Director: James C. Strouse
Much like a bartender trained to blend together enough ingredients to form an ideal cocktail that will both entice patrons yet keep them sober and thirsty enough to come back for more, corporate news television producers have now become near tastemakers. Sifting through various ingredients such as spin and damage control to mix their nightly product-- namely a sound byte heavy drink of selective reality-- these clip-tenders tease us with vague explanations and half-truths so that we’re left thoroughly confused, slightly intoxicated by the concoction and given a false sense of what’s really going on, similar to a cocktail buzz.
Therefore it’s no surprise in the calm light of the following morning that-- instead of a hangover-- news junkies such as myself find ourselves wondering just what the headlines will say next. All the while, we realize that-- in trying to distract us from tragedy with clever graphics instead of paper umbrellas, slices of lime and olives in covering the devastating war in Iraq and especially its overwhelming casualties-- the true lead gets drowned, watered down and poured into the large decorative glass not for martinis but of our television screens.
Not only are our soldiers faced with unspeakable casualties and significant disabilities, as writer/director James C. Strouse asserts in a DVD interview for his feature length filmmaking debut Grace is Gone, for every soldier who is killed overseas, generations are affected as the lives of any number of the soldier’s survivors from tens to hundreds are forever altered. We will never fully be able to calculate the damage done to the American psyche from the horrors of war but just like my generation recalls with our relatives who served in Vietnam as we now find ourselves called to duty in two war-torn countries, the battle continues to be fought back here in the states in the hearts and minds of families, friends, lovers, neighbors, and classmates, consistently ignored by the media in favor of salacious scandals, political infighting, and lurid crimes.
As a father and wanting to somehow translate his perspective on that role onscreen, Strouse penned the unique character driven anti-war film Grace is Gone. Originally attached to director Rob Reiner who dropped out for unspecified reasons (IMDb), in a rather fortunate twist of fate, Strouse took over to helm it, bringing only his second screenplay (after Lonesome Jim, directed by Steve Buscemi) to cinematic life, courtesy of the tremendous support he gained in producer and star John Cusack along with The Weinstein Company and Clint Eastwood who lent his talent by composing the bittersweet, heartbreaking, and breathtakingly nuanced musical score, which is easily Eastwood’s most effective since Million Dollar Baby.
The usually hyper, highly verbal Cusack we’ve come to know and love in Say Anything and High Fidelity turns in one of his finest and most understated, subtle performances as a right wing, strict, conservative Minnesota father of two young daughters (played by the talented Shelan O’Keefe and Gracie Bednarczyk) who learns early on into the film that his army sergeant wife has been killed while serving her country in Iraq.

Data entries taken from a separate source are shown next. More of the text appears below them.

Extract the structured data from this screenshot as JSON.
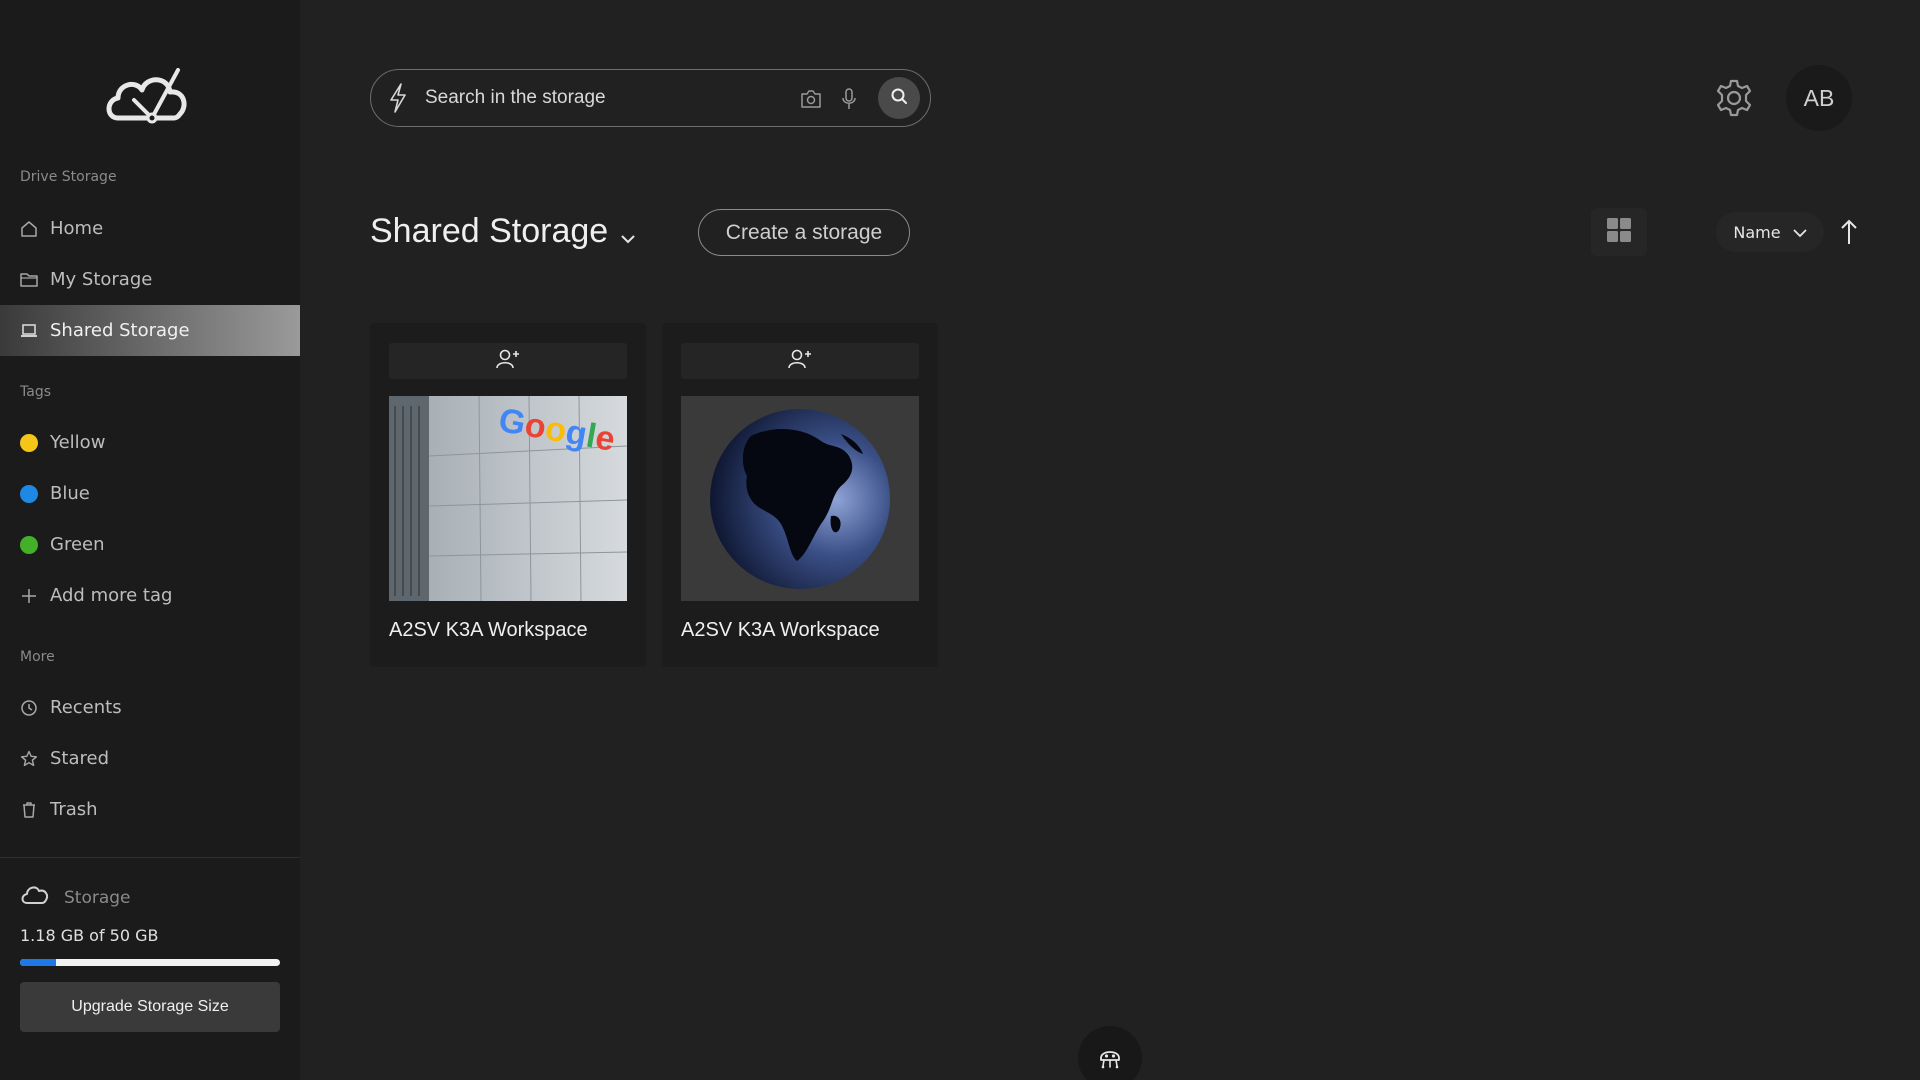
{
  "sidebar": {
    "sections": {
      "drive": "Drive Storage",
      "tags": "Tags",
      "more": "More"
    },
    "drive_items": [
      {
        "label": "Home",
        "icon": "home-icon"
      },
      {
        "label": "My Storage",
        "icon": "folder-icon"
      },
      {
        "label": "Shared Storage",
        "icon": "laptop-icon",
        "active": true
      }
    ],
    "tag_items": [
      {
        "label": "Yellow",
        "color": "#f5c518"
      },
      {
        "label": "Blue",
        "color": "#1e88e5"
      },
      {
        "label": "Green",
        "color": "#43b02a"
      }
    ],
    "add_tag_label": "Add more tag",
    "more_items": [
      {
        "label": "Recents",
        "icon": "clock-icon"
      },
      {
        "label": "Stared",
        "icon": "star-icon"
      },
      {
        "label": "Trash",
        "icon": "trash-icon"
      }
    ],
    "storage": {
      "label": "Storage",
      "usage_text": "1.18 GB of 50 GB",
      "used_fraction": 0.0236,
      "upgrade_label": "Upgrade Storage Size"
    }
  },
  "search": {
    "placeholder": "Search in the storage"
  },
  "user": {
    "initials": "AB"
  },
  "main": {
    "title": "Shared Storage",
    "create_label": "Create a storage",
    "sort_label": "Name"
  },
  "cards": [
    {
      "title": "A2SV K3A Workspace",
      "image": "google-office-building",
      "logo_text": "Google"
    },
    {
      "title": "A2SV K3A Workspace",
      "image": "globe-africa"
    }
  ],
  "colors": {
    "accent": "#1e78e6",
    "background": "#212121",
    "sidebar": "#1b1b1b"
  }
}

Unable to bring himself to face reality or tell neither his twelve and a half nor eight year old girl, Cusack’s Stanley Philipps makes an impulsive decision to grant the wish of his youngest daughter Dawn (Bednarczyk) to travel to the Disney World like Enchanted Gardens Theme Park.
Skipping out on his job as a manager at a Home Store that he seems to run as though it were the military he fervently loves for which he still seems bitter about not being able to serve, Stanley and the girls leave without luggage or preparation, as he tries to outrun his problems, stopping every so often to phone home, longing to hear his deceased wife’s voice and also try and speak with her again one last time.
While admittedly, one knows going in that the film is going to be unspeakably sad, it’s a riveting road film and a meaningful study of fatherhood as Stanley along with the audience begins to realize, similar to Strouse’s intention, that heroes come in all types and we can all be heroic on a different scale. Clocking in at just eighty-five minutes, the most frequently discussed detraction among critics and viewers was that given the film’s title and inevitability that Stanley will have to share with the girls what happened to their mother, is that the film seems to lack an arc and doesn’t offer its audience much in the way of a dynamic plot.
However, it’s a poetic decision by Strouse to trust his own work and its authenticity as a character piece and one that invites introspection, not to overload it with filmmaking-by-the-numbers plot points or unbelievable quirky characters thrown in for our amusement similar to the decorative ingredients mixed into the evening news or shaken into a drink. No, it’s Stanley’s story first and foremost and by extension the coming-of-age and loss-of-innocence of his wide-eyed daughters including the lonely Dawn and wise-beyond-her-years Heidi (played phenomenally by O’Keefe) that manages to keep us invested, all the while breaking our hearts with nothing watered down, nothing drowned in sound bytes-- the lead right where it’s supposed to be-- right in front of our eyes instead of buried beneath the distractions.